Is Kashmir Militarily Occuped by India?

A few Kashmiri scholars responded on Facebook to this video by Al Jazeera+, titled “Is India’s military presence in Kashmir an occupation like Israel’s occupation of the Palestinian Territories? Since its a slight introduction to an important seminal conversation, Zeerak Shah captures the responses for Kashmir Lit.

“Kashmiris are not fighting a democracy; they are fighting an occupation,” remarks Ather Zia. “To downgrade Kashmir, by saying it is not an occupation by way of comparing it to Palestine-Israel, is not fair to Kashmir or to Palestine. The occupation of Kashmir is a convoluted beast hiding under the petticoat of democracy, and it needs to be unpacked in its own context. This cannot be done using Palestine as a backdrop. This kind of treatment is not fair to either of the two peoples.
This, in response to the AJ+ piece on Kashmir by Sana Saeed. But before going further, congratulations and respects are in order. It is commendable to think of Kashmir, the most forgotten dispute, and present it in a byte size on an international forum. It is much needed. So thank you AJ+ and Sana!

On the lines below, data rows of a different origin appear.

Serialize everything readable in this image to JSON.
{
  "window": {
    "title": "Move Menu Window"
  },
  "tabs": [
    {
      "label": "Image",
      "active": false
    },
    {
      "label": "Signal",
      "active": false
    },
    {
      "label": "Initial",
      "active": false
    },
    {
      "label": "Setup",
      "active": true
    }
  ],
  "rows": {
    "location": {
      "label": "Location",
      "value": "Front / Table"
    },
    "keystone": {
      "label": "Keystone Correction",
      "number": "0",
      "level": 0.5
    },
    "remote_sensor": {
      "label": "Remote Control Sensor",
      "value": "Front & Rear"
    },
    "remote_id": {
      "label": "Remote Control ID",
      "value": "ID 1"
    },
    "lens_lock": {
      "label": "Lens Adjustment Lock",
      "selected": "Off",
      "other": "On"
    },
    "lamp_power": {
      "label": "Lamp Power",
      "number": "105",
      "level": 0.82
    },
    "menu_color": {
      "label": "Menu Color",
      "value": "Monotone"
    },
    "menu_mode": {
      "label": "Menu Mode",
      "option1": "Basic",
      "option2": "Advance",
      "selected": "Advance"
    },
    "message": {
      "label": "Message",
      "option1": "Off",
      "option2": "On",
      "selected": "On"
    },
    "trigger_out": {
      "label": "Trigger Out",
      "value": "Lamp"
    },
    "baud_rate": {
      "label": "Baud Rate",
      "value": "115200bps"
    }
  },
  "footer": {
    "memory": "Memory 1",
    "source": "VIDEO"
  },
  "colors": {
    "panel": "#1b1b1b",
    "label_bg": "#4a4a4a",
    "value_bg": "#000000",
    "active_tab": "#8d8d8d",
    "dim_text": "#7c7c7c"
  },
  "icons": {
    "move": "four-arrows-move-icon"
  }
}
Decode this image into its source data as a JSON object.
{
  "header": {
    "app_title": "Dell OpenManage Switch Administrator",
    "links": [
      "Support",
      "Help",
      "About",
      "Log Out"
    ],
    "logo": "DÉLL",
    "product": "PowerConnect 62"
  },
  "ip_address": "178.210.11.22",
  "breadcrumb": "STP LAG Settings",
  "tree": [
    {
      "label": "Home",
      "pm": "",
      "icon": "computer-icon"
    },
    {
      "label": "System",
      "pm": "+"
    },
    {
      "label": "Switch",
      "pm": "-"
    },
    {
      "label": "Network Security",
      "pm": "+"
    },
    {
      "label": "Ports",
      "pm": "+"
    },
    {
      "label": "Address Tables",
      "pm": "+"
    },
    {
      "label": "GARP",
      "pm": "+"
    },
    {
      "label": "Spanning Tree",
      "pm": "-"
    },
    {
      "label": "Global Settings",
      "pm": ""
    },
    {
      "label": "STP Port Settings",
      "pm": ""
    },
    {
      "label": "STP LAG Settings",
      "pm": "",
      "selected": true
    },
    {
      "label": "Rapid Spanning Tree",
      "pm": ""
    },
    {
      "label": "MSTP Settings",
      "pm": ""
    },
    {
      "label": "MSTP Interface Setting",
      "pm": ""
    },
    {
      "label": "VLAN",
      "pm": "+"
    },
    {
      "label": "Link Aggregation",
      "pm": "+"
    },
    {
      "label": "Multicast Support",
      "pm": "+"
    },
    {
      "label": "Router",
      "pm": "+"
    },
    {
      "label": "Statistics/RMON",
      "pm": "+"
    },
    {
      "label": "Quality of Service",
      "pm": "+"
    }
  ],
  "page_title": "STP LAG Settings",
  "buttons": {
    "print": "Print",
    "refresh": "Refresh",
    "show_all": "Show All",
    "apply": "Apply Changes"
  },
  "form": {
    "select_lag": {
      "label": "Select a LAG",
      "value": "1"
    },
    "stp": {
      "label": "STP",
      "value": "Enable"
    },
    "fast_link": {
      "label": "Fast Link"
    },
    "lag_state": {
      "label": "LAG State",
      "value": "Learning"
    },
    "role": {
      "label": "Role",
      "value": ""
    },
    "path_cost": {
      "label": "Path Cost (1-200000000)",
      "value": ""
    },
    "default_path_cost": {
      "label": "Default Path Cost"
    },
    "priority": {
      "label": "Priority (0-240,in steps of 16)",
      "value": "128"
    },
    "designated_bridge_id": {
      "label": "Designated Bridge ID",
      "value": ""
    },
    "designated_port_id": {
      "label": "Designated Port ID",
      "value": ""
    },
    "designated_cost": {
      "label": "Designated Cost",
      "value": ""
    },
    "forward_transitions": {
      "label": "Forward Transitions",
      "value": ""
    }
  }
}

On a note of critique — Huma Dar and Muhammed Malik know that I talked about this — there are issues that need more unpacking so that Kashmir is not absorbed into the Partition narrative, but, importantly, we need to understand the nuances of how India operates in Kashmir as an occupation. While the Palestinian comparison may seem pertinent and resonant with audiences, it is not correct. In future coverage of Kashmir, these important aspects need to be emphasized so that Kashmir comes out of the morass of the bilateral dispute between India-Pakistan and the internal matter that India adamantly calls it.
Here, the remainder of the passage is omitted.